Por Julián López Amozurrutia /

Como resonancias interiores de una buena melodía, la Iglesia prolonga más allá de la Pascua la celebración de algunos contenidos centrales de su fe. El primer domingo después de Pentecostés, ya como parte del tiempo ordinario, se explicita el misterio del Dios Uno y Trino. El «rostro» de Dios en su verdad, tal como se ha dado a conocer, exige una continua depuración de imágenes equivocadas o tergiversadas, auténticos «ídolos». Hoy, en particular, resulta imprescindible desterrar toda pretensión de justificar desde Dios la violencia humana.

El episodio asombroso de la oración en el Vaticano por la paz en Tierra Santa el pasado domingo, en el que Jerusalén -¡ciudad de paz!- se evocó continuamente, muestra el desarrollo en la conciencia de que los episodios de violencia en nombre de la religión son absurdos. Pretender amparar en Dios la guerra es una contradicción de la naturaleza espiritual del ser humano. Con todo, aún la sospecha -y la triste constatación- de que lo más sublime sea ocasión de lo más aberrante es una pregunta inquietante que el creyente no puede ignorar.

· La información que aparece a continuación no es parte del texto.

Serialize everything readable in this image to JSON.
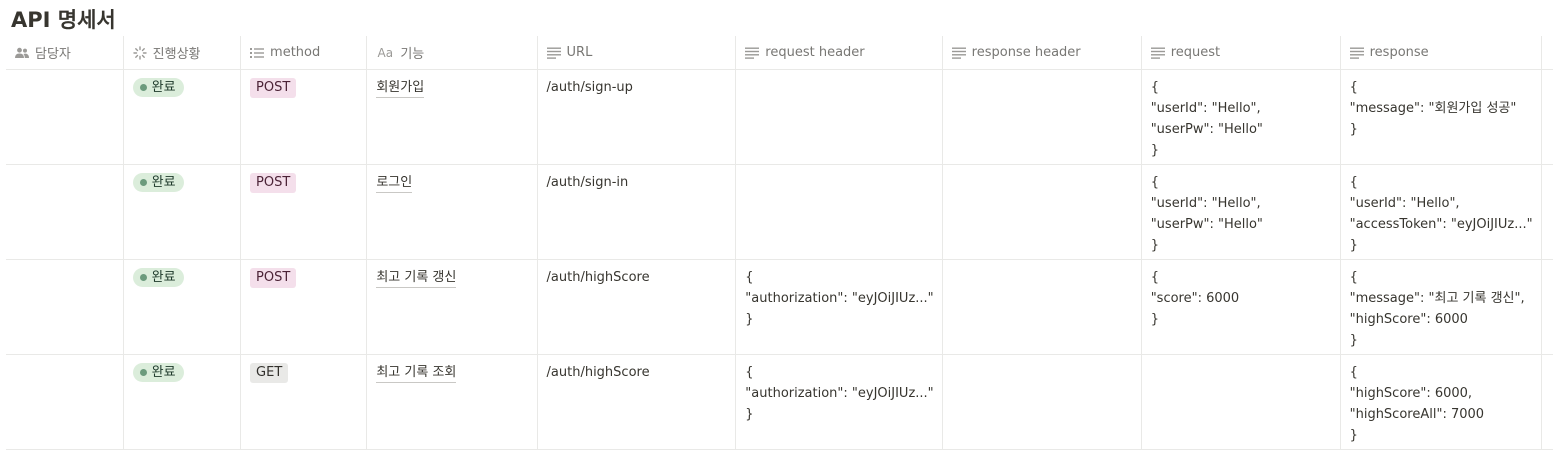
{
  "page": {
    "title": "API 명세서"
  },
  "columns": [
    {
      "label": "담당자",
      "icon": "people-icon"
    },
    {
      "label": "진행상황",
      "icon": "status-spinner-icon"
    },
    {
      "label": "method",
      "icon": "list-icon"
    },
    {
      "label": "기능",
      "icon": "title-aa-icon",
      "icon_text": "Aa"
    },
    {
      "label": "URL",
      "icon": "text-lines-icon"
    },
    {
      "label": "request header",
      "icon": "text-lines-icon"
    },
    {
      "label": "response header",
      "icon": "text-lines-icon"
    },
    {
      "label": "request",
      "icon": "text-lines-icon"
    },
    {
      "label": "response",
      "icon": "text-lines-icon"
    }
  ],
  "rows": [
    {
      "assignee": "",
      "status": "완료",
      "method": "POST",
      "feature": "회원가입",
      "url": "/auth/sign-up",
      "request_header": [],
      "response_header": [],
      "request": [
        "{",
        "\"userId\": \"Hello\",",
        "\"userPw\": \"Hello\"",
        "}"
      ],
      "response": [
        "{",
        "\"message\": \"회원가입 성공\"",
        "}"
      ]
    },
    {
      "assignee": "",
      "status": "완료",
      "method": "POST",
      "feature": "로그인",
      "url": "/auth/sign-in",
      "request_header": [],
      "response_header": [],
      "request": [
        "{",
        "\"userId\": \"Hello\",",
        "\"userPw\": \"Hello\"",
        "}"
      ],
      "response": [
        "{",
        "\"userId\": \"Hello\",",
        "\"accessToken\": \"eyJOiJIUz...\"",
        "}"
      ]
    },
    {
      "assignee": "",
      "status": "완료",
      "method": "POST",
      "feature": "최고 기록 갱신",
      "url": "/auth/highScore",
      "request_header": [
        "{",
        "\"authorization\": \"eyJOiJIUz...\"",
        "}"
      ],
      "response_header": [],
      "request": [
        "{",
        "\"score\": 6000",
        "}"
      ],
      "response": [
        "{",
        "\"message\": \"최고 기록 갱신\",",
        "\"highScore\": 6000",
        "}"
      ]
    },
    {
      "assignee": "",
      "status": "완료",
      "method": "GET",
      "feature": "최고 기록 조회",
      "url": "/auth/highScore",
      "request_header": [
        "{",
        "\"authorization\": \"eyJOiJIUz...\"",
        "}"
      ],
      "response_header": [],
      "request": [],
      "response": [
        "{",
        "\"highScore\": 6000,",
        "\"highScoreAll\": 7000",
        "}"
      ]
    }
  ],
  "colors": {
    "status_done_bg": "#dbeddb",
    "status_done_dot": "#6c9b7d",
    "method_post_bg": "#f4dfeb",
    "method_get_bg": "#e9e9e7",
    "border": "#e9e9e7",
    "header_text": "#787774"
  }
}
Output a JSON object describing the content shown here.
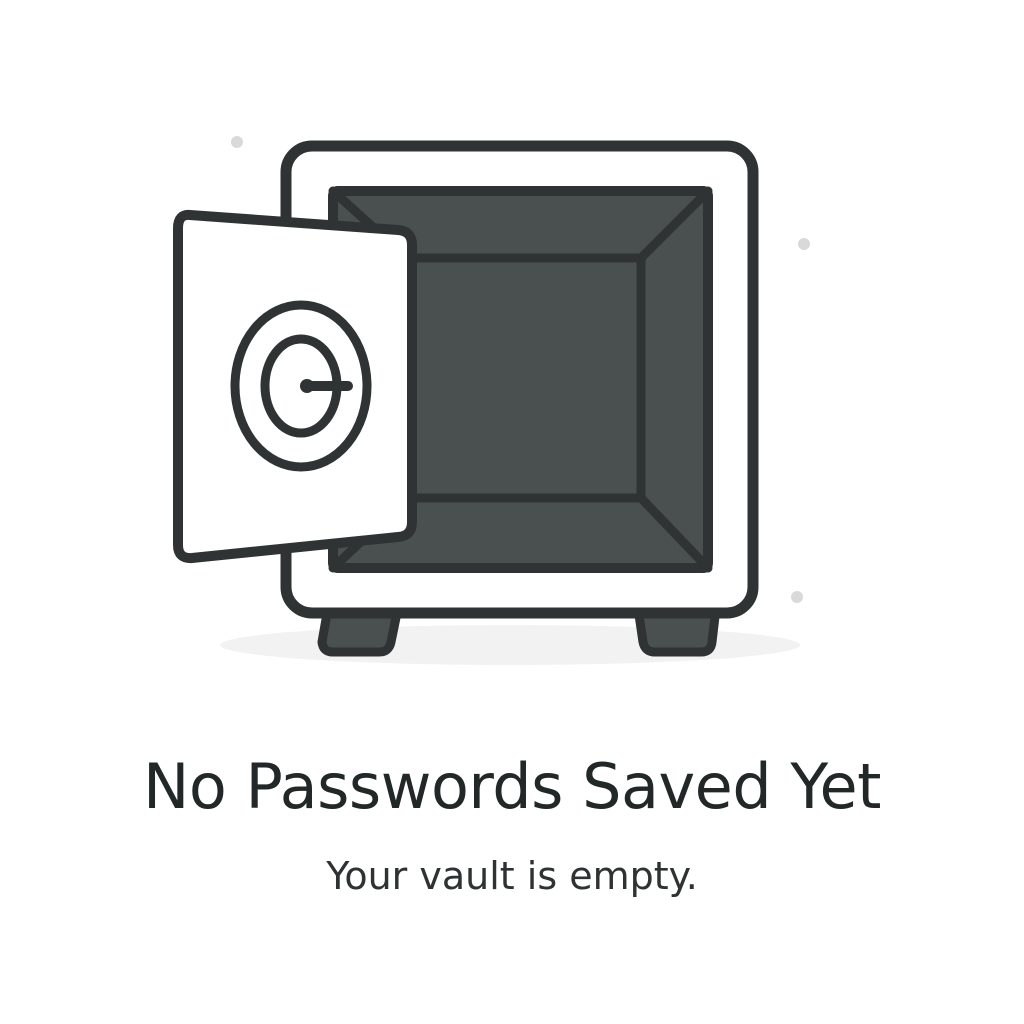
{
  "empty_state": {
    "title": "No Passwords Saved Yet",
    "subtitle": "Your vault is empty."
  },
  "illustration": {
    "icon": "open-safe-icon",
    "colors": {
      "outline": "#2f3334",
      "interior": "#4a4f50",
      "door_fill": "#ffffff",
      "shadow": "#f2f2f2",
      "sparkle": "#d9d9d9"
    }
  }
}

Benedicto XVI fue sensible a esta cuestión, y además de sus propias incursiones en el tema, acordó que la Comisión Teológica Internacional abordara la acusación dirigida recientemente a las religiones monoteístas de ser fuente de intolerancia y violencia. El resultado fue un documento extenso, de exquisita factura, aprobado en diciembre del año pasado. Casi en su conclusión, expone:

«La corrupción de la religión, que termina por ponerla en contradicción con su sentido auténtico, es ciertamente una amenaza temible para el hombre en su humanidad. Esta posibilidad, lamentablemente, es siempre actual, en todo tiempo. Debe reconocerse claramente, de parte de todas las comunidades religiosas, y de parte de todos los responsables de su custodia, que el recurso a la violencia y al terror es ciertamente, y con toda evidencia, una corrupción de la experiencia religiosa. El reconocimiento de la contradicción que en tal modo se realiza con el espíritu universal de la religión, es una posibilidad concreta en el ámbito de toda tradición histórica. La traición del espíritu religioso, por otro lado, se testimonia más fácilmente en las formas de la violencia inspirada en intereses económicos y políticos, que instrumentaliza la sensibilidad religiosa de los pueblos. Instrumentalización análoga, por otra parte, a la que busca la mortificación del testimonio religioso en base a intereses económicos y políticos cubiertos como pretexto de las más altas finalidades humanistas, a beneficio de las masas» (n. 95).

Esto hoy exige mirar tanto los conflictos entre religiones como aquellos lugares en los que se da agresión antirreligiosa. Para los cristianos, implica también la memoria consciente de que en su historia los episodios de violencia religiosa no pueden sino considerarse una traición a su identidad, y se reclama una «renovada conversión a la pureza de su fundamento» (n.18), una «continua purificación que permite reconducirla siempre de nuevo a su destino propio, es decir, la adoración de Dios en espíritu y verdad, como principio de reconciliación con Dios y de fraterna convivencia entre los hombres» (n.94). La adecuada intelección de una fe esencialmente pacífica y promotora del mejor humanismo exige que, en el actual momento de su desarrollo, anticipe el «rescate definitivo del ‘nombre de Dios’ de su profanación a través de la justificación religiosa de la violencia» (n. 66).

La feliz iniciativa de Papa Francisco permitió mostrar que los principios teóricos se pueden convertir en un modo de vivir y de proceder. Y que la semilla que se va sembrando puede ir haciendo realidad, ya desde ahora, lo que en otros marcos parecería una utopía.